Dear Urban Legends:
Have you ever heard the legend about Rod Stewart passing out on stage? He was subsequently taken to the hospital and had his stomach pumped. From within his stomach, they allegedly siphoned many ounces of fresh semen, enough to fill a pint glass. A mug of cum!
And so discreetly phrased! Thank you!
You may be interested to know that precisely the same story, give or take a pint or two, has been told of Elton John, David Bowie, Mick Jagger, Jon Bon Jovi, Alanis Morissette, Britney Spears and Lil' Kim, to name but a few.
Its origin dates back to the early 1970s, when seemingly every high school and college campus across the United States could claim a "Promiscuous Cheerleader" who, rumor had it, was raced to the the emergency room to have her stomach pumped after servicing the entire football team at a party.
Clearly the moral focus of this cautionary tale has changed over time, with female rock stars replacing gay-seeming male rock stars as the "slutty cheerleaders" of the moment.
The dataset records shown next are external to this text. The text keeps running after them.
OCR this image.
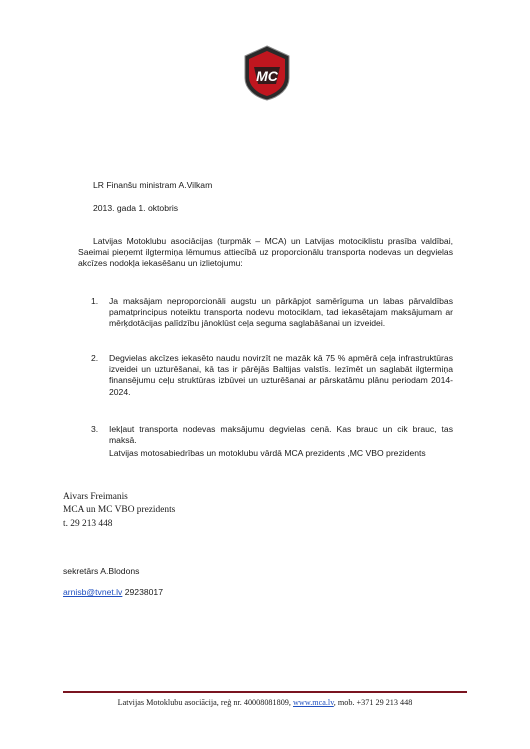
MC
LR Finanšu ministram A.Vilkam
2013. gada 1. oktobris
Latvijas Motoklubu asociācijas (turpmāk – MCA) un Latvijas motociklistu prasība valdībai, Saeimai pieņemt ilgtermiņa lēmumus attiecībā uz proporcionālu transporta nodevas un degvielas akcīzes nodokļa iekasēšanu un izlietojumu:
1. Ja maksājam neproporcionāli augstu un pārkāpjot samērīguma un labas pārvaldības pamatprincipus noteiktu transporta nodevu motociklam, tad iekasētajam maksājumam ar mērķdotācijas palīdzību jānoklūst ceļa seguma saglabāšanai un izveidei.
2. Degvielas akcīzes iekasēto naudu novirzīt ne mazāk kā 75 % apmērā ceļa infrastruktūras izveidei un uzturēšanai, kā tas ir pārējās Baltijas valstīs. Iezīmēt un saglabāt ilgtermiņa finansējumu ceļu struktūras izbūvei un uzturēšanai ar pārskatāmu plānu periodam 2014-2024.
3. Iekļaut transporta nodevas maksājumu degvielas cenā. Kas brauc un cik brauc, tas maksā.
Latvijas motosabiedrības un motoklubu vārdā MCA prezidents ,MC VBO prezidents
Aivars Freimanis
MCA un MC VBO prezidents
t. 29 213 448
sekretārs A.Blodons
arnisb@tvnet.lv 29238017
Latvijas Motoklubu asociācija, reģ nr. 40008081809, www.mca.lv, mob. +371 29 213 448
As to the story's fundamental credibility, well, never mind the practicalities of how a person might manage to ingest so much semen in one sitting, given that the average volume of male ejaculate, according to experts, is one-half to one teaspoon and there are 96 teaspoons in a pint (do the math) what I'd like to know is: can semen really be so toxic that emergency stomach pumping is required? Given that it consists only of water, sugar, proteins, and some harmless trace ingredients, I suspect not.
From Rod: The Autobiography, by Rod Stewart, published Oct. 23, 2012:
I have never orally pleasured even a solitary sailor, let alone a ship's worth in one evening. And I have never had my stomach pumped, either of naval-issue semen or of any other kind of semen.